Wie die Knaben laufen, nach dem Eise zu kommen, hinunter an’s Bollwerk! Das muß ich sehen. Hinaus vor die Thür! Viele Menschen stehen da am Thore – jetzt theilt sich der Knäuel. Die Menge weicht zurück, um einen freien Durchgang zu gestatten. Zwei starke Männer, der Kleidung nach Fischer, kommen mit einer Tragbahre. Näher rückt der Zug. Die wachsende Menge folgt. „Es ist Jemand ertrunken,“ hört man jetzt rufen. Alles sieht hinaus, kommt heraus; ich war ja schon da. Jetzt sehe ich bei einem frei gewordenen Durchblicke zuerst an den Füßen des auf der Bahre Liegenden blanke Schlittschuhe, welche hell und stechend in der Sonne glänzen. Mir stockt das Blut – ich fliege heran; die Augen treten mir fast aus dem Kopfe. Der Körper des Ertrunkenen ist mit einem Fischerrocke zugedeckt.
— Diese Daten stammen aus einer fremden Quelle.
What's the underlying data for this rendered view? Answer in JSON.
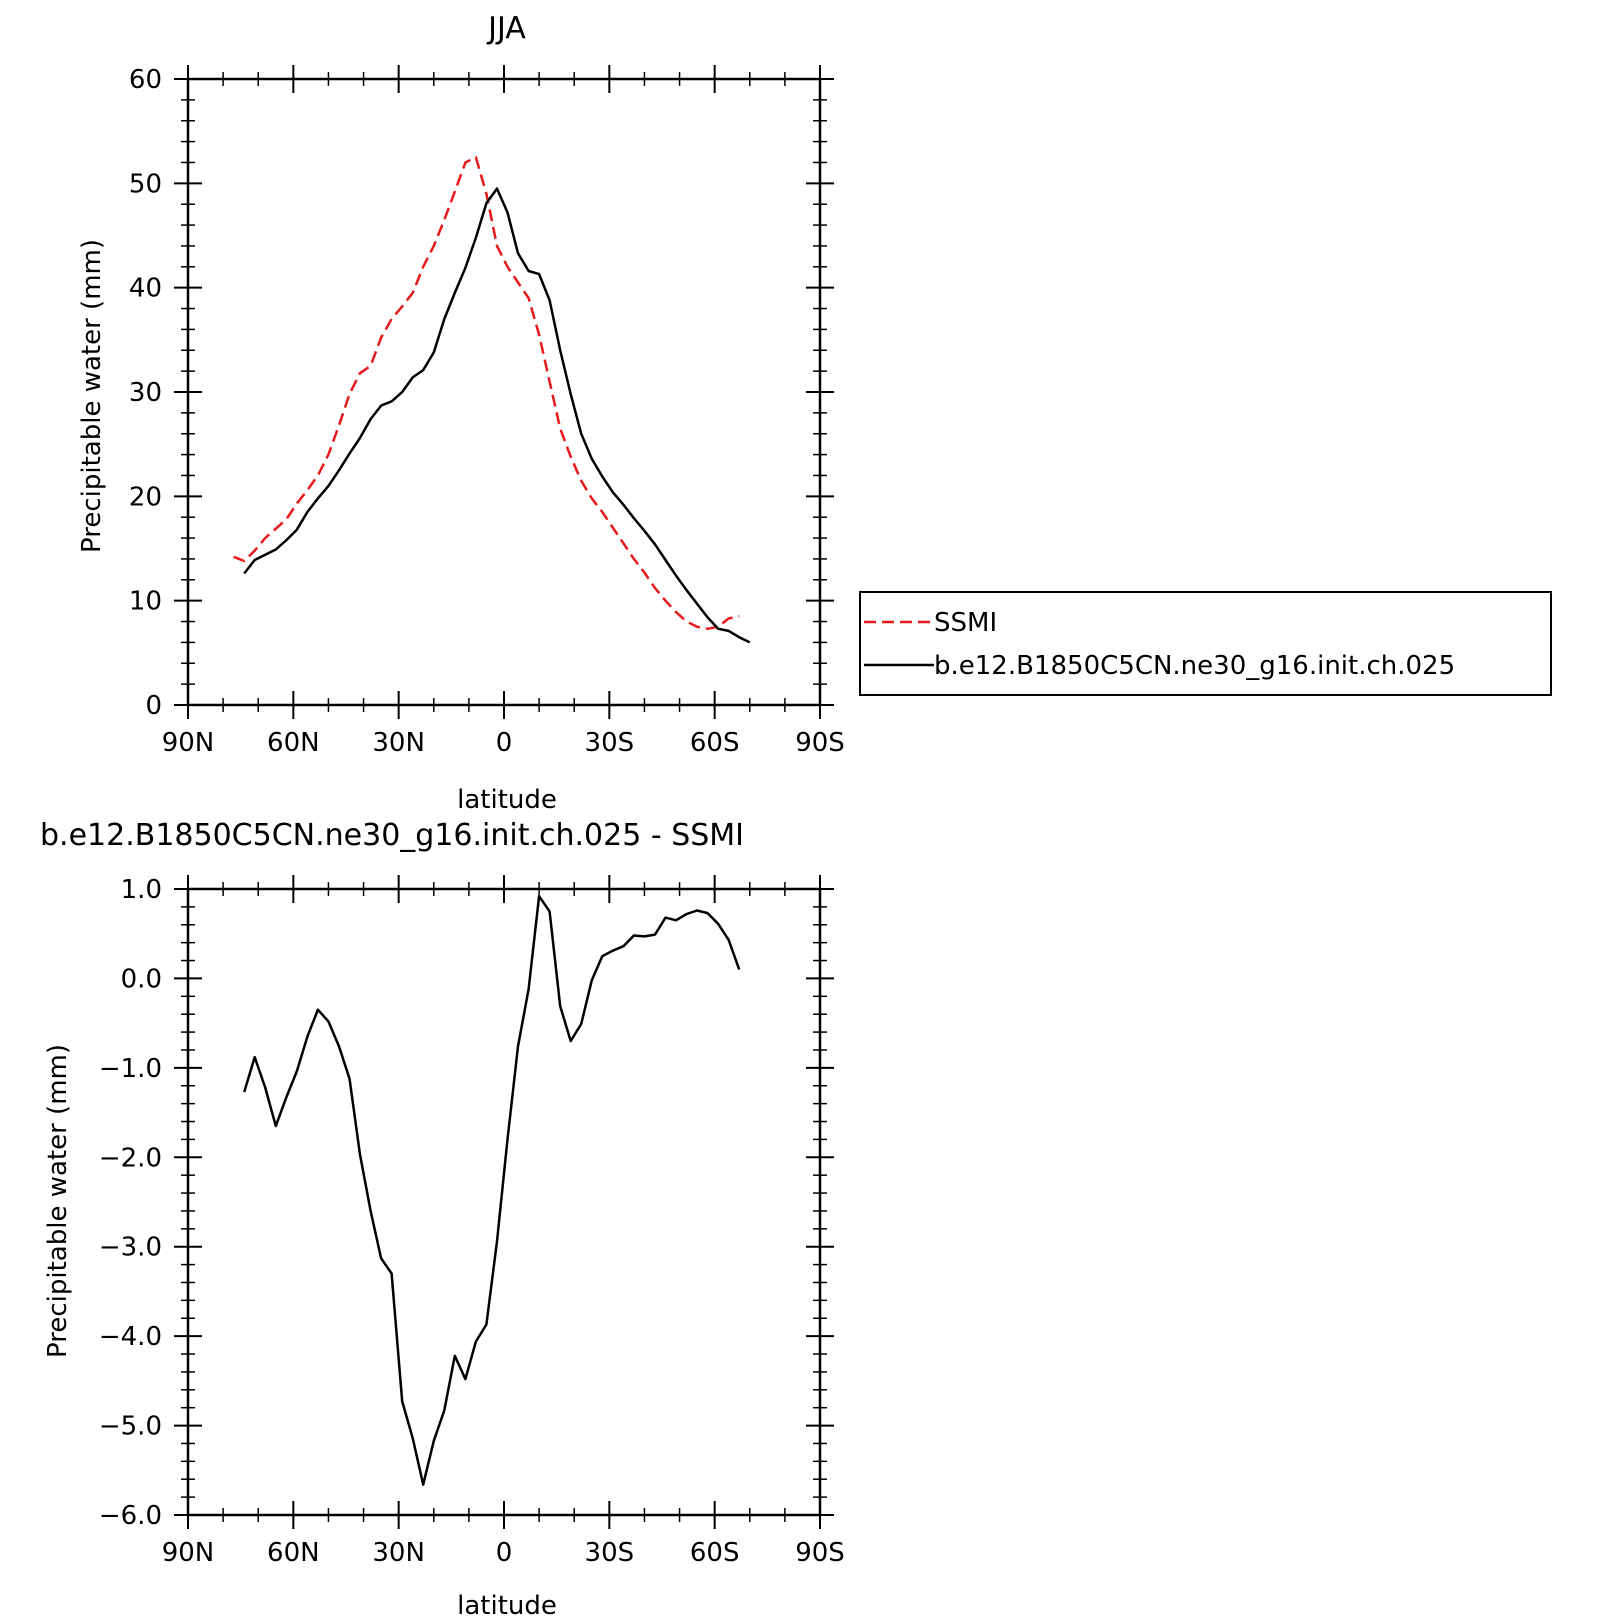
{
  "chart_data": [
    {
      "type": "line",
      "title": "JJA",
      "xlabel": "latitude",
      "ylabel": "Precipitable water (mm)",
      "xlim": [
        90,
        -90
      ],
      "ylim": [
        0,
        60
      ],
      "xticks": [
        90,
        60,
        30,
        0,
        -30,
        -60,
        -90
      ],
      "xtick_labels": [
        "90N",
        "60N",
        "30N",
        "0",
        "30S",
        "60S",
        "90S"
      ],
      "yticks": [
        0,
        10,
        20,
        30,
        40,
        50,
        60
      ],
      "ytick_labels": [
        "0",
        "10",
        "20",
        "30",
        "40",
        "50",
        "60"
      ],
      "legend_position": "right",
      "series": [
        {
          "name": "SSMI",
          "color": "#e41a1c",
          "style": "dashed",
          "x": [
            77,
            74,
            71,
            68,
            65,
            62,
            59,
            56,
            53,
            50,
            47,
            44,
            41,
            38,
            35,
            32,
            29,
            26,
            23,
            20,
            17,
            14,
            11,
            8,
            5,
            2,
            -1,
            -4,
            -7,
            -10,
            -13,
            -16,
            -19,
            -22,
            -25,
            -28,
            -31,
            -34,
            -37,
            -40,
            -43,
            -46,
            -49,
            -52,
            -55,
            -58,
            -61,
            -64,
            -67
          ],
          "y": [
            14.2,
            13.8,
            14.8,
            16.0,
            16.9,
            17.8,
            19.3,
            20.6,
            22.0,
            24.0,
            26.8,
            29.8,
            31.8,
            32.5,
            35.2,
            37.0,
            38.2,
            39.5,
            42.0,
            44.0,
            46.5,
            49.2,
            52.0,
            52.5,
            49.0,
            44.0,
            42.0,
            40.5,
            39.0,
            35.5,
            31.0,
            26.5,
            23.8,
            21.5,
            19.8,
            18.5,
            17.0,
            15.5,
            14.0,
            12.7,
            11.2,
            10.0,
            8.9,
            8.0,
            7.5,
            7.3,
            7.5,
            8.3,
            8.5
          ]
        },
        {
          "name": "b.e12.B1850C5CN.ne30_g16.init.ch.025",
          "color": "#000000",
          "style": "solid",
          "x": [
            74,
            71,
            68,
            65,
            62,
            59,
            56,
            53,
            50,
            47,
            44,
            41,
            38,
            35,
            32,
            29,
            26,
            23,
            20,
            17,
            14,
            11,
            8,
            5,
            2,
            -1,
            -4,
            -7,
            -10,
            -13,
            -16,
            -19,
            -22,
            -25,
            -28,
            -31,
            -34,
            -37,
            -40,
            -43,
            -46,
            -49,
            -52,
            -55,
            -58,
            -61,
            -64,
            -67,
            -70
          ],
          "y": [
            12.6,
            13.9,
            14.4,
            14.9,
            15.8,
            16.8,
            18.5,
            19.8,
            21.0,
            22.5,
            24.1,
            25.6,
            27.4,
            28.7,
            29.1,
            30.0,
            31.4,
            32.1,
            33.8,
            37.0,
            39.5,
            41.9,
            44.8,
            48.1,
            49.5,
            47.2,
            43.3,
            41.6,
            41.3,
            38.8,
            34.0,
            29.8,
            26.0,
            23.6,
            21.9,
            20.4,
            19.2,
            17.9,
            16.7,
            15.4,
            13.9,
            12.4,
            11.0,
            9.7,
            8.4,
            7.3,
            7.1,
            6.5,
            6.0
          ]
        }
      ]
    },
    {
      "type": "line",
      "title": "b.e12.B1850C5CN.ne30_g16.init.ch.025 - SSMI",
      "xlabel": "latitude",
      "ylabel": "Precipitable water (mm)",
      "xlim": [
        90,
        -90
      ],
      "ylim": [
        -6.0,
        1.0
      ],
      "xticks": [
        90,
        60,
        30,
        0,
        -30,
        -60,
        -90
      ],
      "xtick_labels": [
        "90N",
        "60N",
        "30N",
        "0",
        "30S",
        "60S",
        "90S"
      ],
      "yticks": [
        1.0,
        0.0,
        -1.0,
        -2.0,
        -3.0,
        -4.0,
        -5.0,
        -6.0
      ],
      "ytick_labels": [
        "1.0",
        "0.0",
        "−1.0",
        "−2.0",
        "−3.0",
        "−4.0",
        "−5.0",
        "−6.0"
      ],
      "series": [
        {
          "color": "#000000",
          "style": "solid",
          "x": [
            74,
            71,
            68,
            65,
            62,
            59,
            56,
            53,
            50,
            47,
            44,
            41,
            38,
            35,
            32,
            29,
            26,
            23,
            20,
            17,
            14,
            11,
            8,
            5,
            2,
            -1,
            -4,
            -7,
            -10,
            -13,
            -16,
            -19,
            -22,
            -25,
            -28,
            -31,
            -34,
            -37,
            -40,
            -43,
            -46,
            -49,
            -52,
            -55,
            -58,
            -61,
            -64,
            -67
          ],
          "y": [
            -1.27,
            -0.88,
            -1.22,
            -1.65,
            -1.33,
            -1.04,
            -0.65,
            -0.35,
            -0.48,
            -0.76,
            -1.12,
            -1.97,
            -2.6,
            -3.13,
            -3.3,
            -4.73,
            -5.14,
            -5.66,
            -5.17,
            -4.83,
            -4.22,
            -4.48,
            -4.06,
            -3.87,
            -2.94,
            -1.8,
            -0.76,
            -0.12,
            0.92,
            0.75,
            -0.31,
            -0.7,
            -0.51,
            -0.02,
            0.25,
            0.31,
            0.36,
            0.48,
            0.47,
            0.49,
            0.68,
            0.65,
            0.72,
            0.76,
            0.73,
            0.61,
            0.43,
            0.1
          ]
        }
      ]
    }
  ]
}
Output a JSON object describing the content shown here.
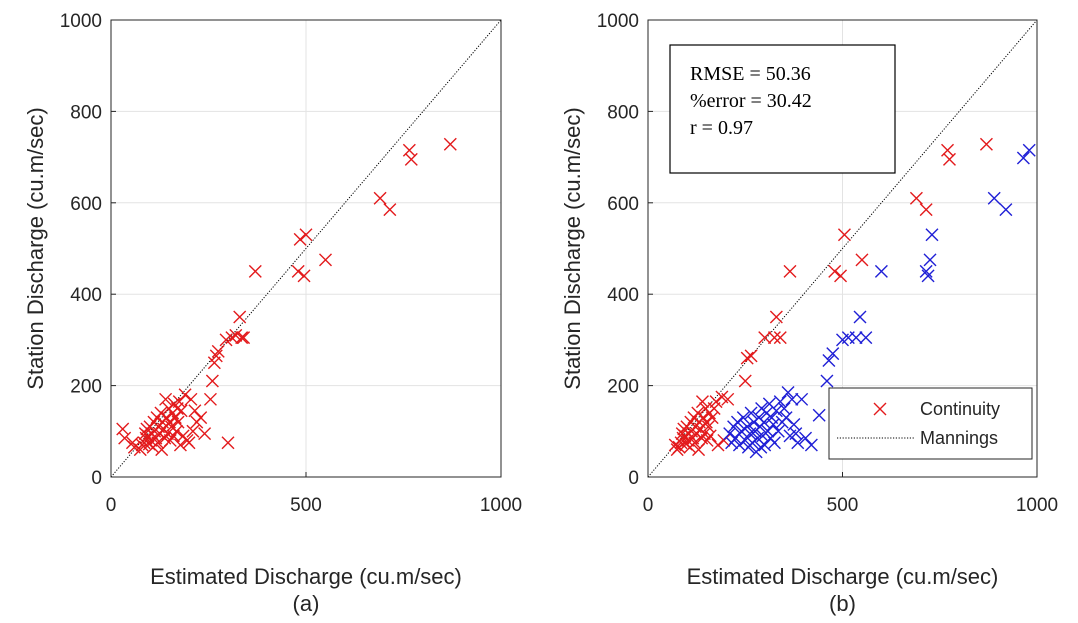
{
  "chart_data": [
    {
      "type": "scatter",
      "panel_label": "(a)",
      "title": "",
      "xlabel": "Estimated Discharge (cu.m/sec)",
      "ylabel": "Station Discharge (cu.m/sec)",
      "xlim": [
        0,
        1000
      ],
      "ylim": [
        0,
        1000
      ],
      "xticks": [
        "0",
        "500",
        "1000"
      ],
      "yticks": [
        "0",
        "200",
        "400",
        "600",
        "800",
        "1000"
      ],
      "grid": true,
      "reference_line": {
        "x": [
          0,
          1000
        ],
        "y": [
          0,
          1000
        ],
        "style": "dotted",
        "color": "#000000"
      },
      "series": [
        {
          "marker": "x",
          "color": "#e31a1c",
          "points": [
            [
              30,
              105
            ],
            [
              35,
              85
            ],
            [
              55,
              75
            ],
            [
              60,
              65
            ],
            [
              75,
              60
            ],
            [
              80,
              70
            ],
            [
              85,
              75
            ],
            [
              88,
              95
            ],
            [
              90,
              85
            ],
            [
              92,
              105
            ],
            [
              95,
              90
            ],
            [
              98,
              72
            ],
            [
              100,
              110
            ],
            [
              102,
              80
            ],
            [
              105,
              95
            ],
            [
              108,
              65
            ],
            [
              110,
              120
            ],
            [
              112,
              100
            ],
            [
              115,
              85
            ],
            [
              118,
              130
            ],
            [
              120,
              75
            ],
            [
              122,
              110
            ],
            [
              125,
              95
            ],
            [
              128,
              140
            ],
            [
              130,
              60
            ],
            [
              132,
              120
            ],
            [
              135,
              105
            ],
            [
              138,
              85
            ],
            [
              140,
              170
            ],
            [
              142,
              130
            ],
            [
              145,
              95
            ],
            [
              148,
              150
            ],
            [
              150,
              120
            ],
            [
              152,
              80
            ],
            [
              155,
              110
            ],
            [
              158,
              140
            ],
            [
              160,
              90
            ],
            [
              162,
              160
            ],
            [
              165,
              130
            ],
            [
              168,
              100
            ],
            [
              170,
              150
            ],
            [
              172,
              120
            ],
            [
              175,
              165
            ],
            [
              178,
              70
            ],
            [
              180,
              145
            ],
            [
              185,
              90
            ],
            [
              190,
              180
            ],
            [
              195,
              80
            ],
            [
              200,
              75
            ],
            [
              205,
              170
            ],
            [
              210,
              100
            ],
            [
              215,
              145
            ],
            [
              220,
              120
            ],
            [
              230,
              130
            ],
            [
              240,
              95
            ],
            [
              255,
              170
            ],
            [
              260,
              210
            ],
            [
              265,
              250
            ],
            [
              270,
              265
            ],
            [
              275,
              275
            ],
            [
              295,
              300
            ],
            [
              300,
              75
            ],
            [
              310,
              305
            ],
            [
              320,
              310
            ],
            [
              330,
              350
            ],
            [
              335,
              305
            ],
            [
              340,
              305
            ],
            [
              370,
              450
            ],
            [
              480,
              450
            ],
            [
              485,
              520
            ],
            [
              495,
              440
            ],
            [
              500,
              530
            ],
            [
              550,
              475
            ],
            [
              690,
              610
            ],
            [
              715,
              585
            ],
            [
              765,
              715
            ],
            [
              770,
              695
            ],
            [
              870,
              728
            ]
          ]
        }
      ]
    },
    {
      "type": "scatter",
      "panel_label": "(b)",
      "title": "",
      "xlabel": "Estimated Discharge (cu.m/sec)",
      "ylabel": "Station Discharge (cu.m/sec)",
      "xlim": [
        0,
        1000
      ],
      "ylim": [
        0,
        1000
      ],
      "xticks": [
        "0",
        "500",
        "1000"
      ],
      "yticks": [
        "0",
        "200",
        "400",
        "600",
        "800",
        "1000"
      ],
      "grid": true,
      "reference_line": {
        "x": [
          0,
          1000
        ],
        "y": [
          0,
          1000
        ],
        "style": "dotted",
        "color": "#000000"
      },
      "annotation": [
        "RMSE = 50.36",
        "%error = 30.42",
        "r = 0.97"
      ],
      "legend": {
        "position": "bottom-right",
        "entries": [
          "Continuity",
          "Mannings"
        ]
      },
      "series": [
        {
          "name": "Continuity",
          "marker": "x",
          "color": "#e31a1c",
          "points": [
            [
              70,
              70
            ],
            [
              75,
              60
            ],
            [
              80,
              65
            ],
            [
              85,
              75
            ],
            [
              88,
              95
            ],
            [
              90,
              85
            ],
            [
              92,
              105
            ],
            [
              95,
              90
            ],
            [
              98,
              72
            ],
            [
              100,
              110
            ],
            [
              102,
              80
            ],
            [
              105,
              95
            ],
            [
              108,
              65
            ],
            [
              110,
              120
            ],
            [
              112,
              100
            ],
            [
              115,
              85
            ],
            [
              118,
              130
            ],
            [
              120,
              75
            ],
            [
              122,
              110
            ],
            [
              125,
              95
            ],
            [
              128,
              140
            ],
            [
              130,
              60
            ],
            [
              132,
              120
            ],
            [
              135,
              105
            ],
            [
              138,
              85
            ],
            [
              140,
              165
            ],
            [
              142,
              130
            ],
            [
              145,
              95
            ],
            [
              148,
              150
            ],
            [
              150,
              120
            ],
            [
              152,
              80
            ],
            [
              155,
              110
            ],
            [
              158,
              140
            ],
            [
              160,
              90
            ],
            [
              165,
              130
            ],
            [
              170,
              150
            ],
            [
              175,
              165
            ],
            [
              180,
              70
            ],
            [
              190,
              175
            ],
            [
              195,
              80
            ],
            [
              205,
              170
            ],
            [
              250,
              210
            ],
            [
              255,
              260
            ],
            [
              265,
              265
            ],
            [
              300,
              305
            ],
            [
              325,
              305
            ],
            [
              330,
              350
            ],
            [
              340,
              305
            ],
            [
              365,
              450
            ],
            [
              480,
              450
            ],
            [
              495,
              440
            ],
            [
              505,
              530
            ],
            [
              550,
              475
            ],
            [
              690,
              610
            ],
            [
              715,
              585
            ],
            [
              770,
              715
            ],
            [
              775,
              695
            ],
            [
              870,
              728
            ]
          ]
        },
        {
          "name": "",
          "marker": "x",
          "color": "#1f1fd6",
          "points": [
            [
              210,
              95
            ],
            [
              215,
              75
            ],
            [
              220,
              110
            ],
            [
              225,
              85
            ],
            [
              230,
              120
            ],
            [
              235,
              70
            ],
            [
              240,
              100
            ],
            [
              245,
              130
            ],
            [
              250,
              80
            ],
            [
              255,
              110
            ],
            [
              258,
              65
            ],
            [
              262,
              95
            ],
            [
              265,
              140
            ],
            [
              268,
              75
            ],
            [
              272,
              120
            ],
            [
              275,
              100
            ],
            [
              278,
              55
            ],
            [
              282,
              85
            ],
            [
              285,
              130
            ],
            [
              288,
              110
            ],
            [
              290,
              65
            ],
            [
              292,
              150
            ],
            [
              295,
              90
            ],
            [
              298,
              120
            ],
            [
              300,
              70
            ],
            [
              305,
              140
            ],
            [
              308,
              100
            ],
            [
              312,
              160
            ],
            [
              315,
              85
            ],
            [
              318,
              130
            ],
            [
              322,
              115
            ],
            [
              325,
              75
            ],
            [
              330,
              145
            ],
            [
              335,
              100
            ],
            [
              340,
              165
            ],
            [
              345,
              120
            ],
            [
              350,
              150
            ],
            [
              355,
              130
            ],
            [
              360,
              185
            ],
            [
              365,
              90
            ],
            [
              370,
              170
            ],
            [
              375,
              115
            ],
            [
              380,
              95
            ],
            [
              385,
              75
            ],
            [
              395,
              170
            ],
            [
              405,
              85
            ],
            [
              420,
              70
            ],
            [
              440,
              135
            ],
            [
              460,
              210
            ],
            [
              465,
              255
            ],
            [
              475,
              270
            ],
            [
              500,
              300
            ],
            [
              515,
              305
            ],
            [
              535,
              305
            ],
            [
              545,
              350
            ],
            [
              560,
              305
            ],
            [
              600,
              450
            ],
            [
              715,
              450
            ],
            [
              720,
              440
            ],
            [
              725,
              475
            ],
            [
              730,
              530
            ],
            [
              890,
              610
            ],
            [
              920,
              585
            ],
            [
              965,
              698
            ],
            [
              980,
              715
            ]
          ]
        }
      ]
    }
  ]
}
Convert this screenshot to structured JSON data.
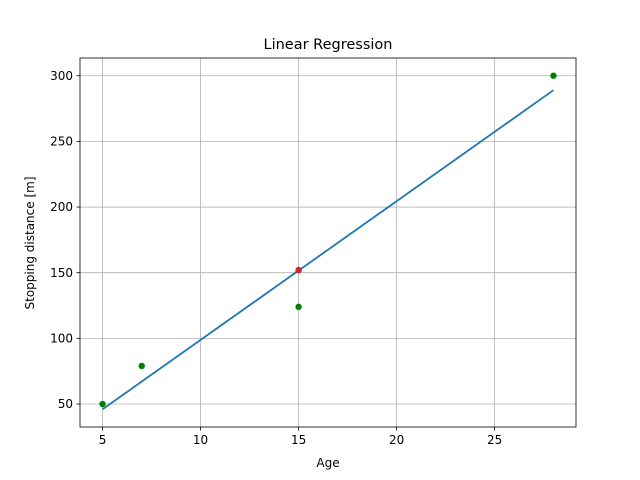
{
  "chart_data": {
    "type": "scatter",
    "title": "Linear Regression",
    "xlabel": "Age",
    "ylabel": "Stopping distance [m]",
    "xlim": [
      3.85,
      29.15
    ],
    "ylim": [
      32.5,
      313.5
    ],
    "xticks": [
      5,
      10,
      15,
      20,
      25
    ],
    "yticks": [
      50,
      100,
      150,
      200,
      250,
      300
    ],
    "grid": true,
    "series": [
      {
        "kind": "scatter",
        "color": "#008000",
        "x": [
          5,
          7,
          15,
          15,
          28
        ],
        "y": [
          50,
          79,
          124,
          152,
          300
        ]
      },
      {
        "kind": "line",
        "color": "#1f77b4",
        "x": [
          5,
          28
        ],
        "y": [
          46,
          289
        ]
      },
      {
        "kind": "scatter",
        "color": "#d62728",
        "x": [
          15
        ],
        "y": [
          152
        ]
      }
    ]
  }
}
„Wen habt Ihr da? Wer ist ertrunken, Vater Rüterbusch?“ Es ist ja unser Nachbar, der alte Fischer, der voran die Tragbahre trägt. Sie setzen sie nieder, um auszuruhen.

„Ja, schade um das schöne, junge Blut!“

„Mein Gott! es ist doch nicht – –?“ und die Menge durchbrechend, entferne ich mit hastiger Hand die deckende Hülle – kalt und starr liegt das noch soeben blühende Leben vor mir; die blonden Locken hängen in langen Strähnen herab. Dem alten gutmüthigen Fischer rinnen die Thränen über die rauhen Backen.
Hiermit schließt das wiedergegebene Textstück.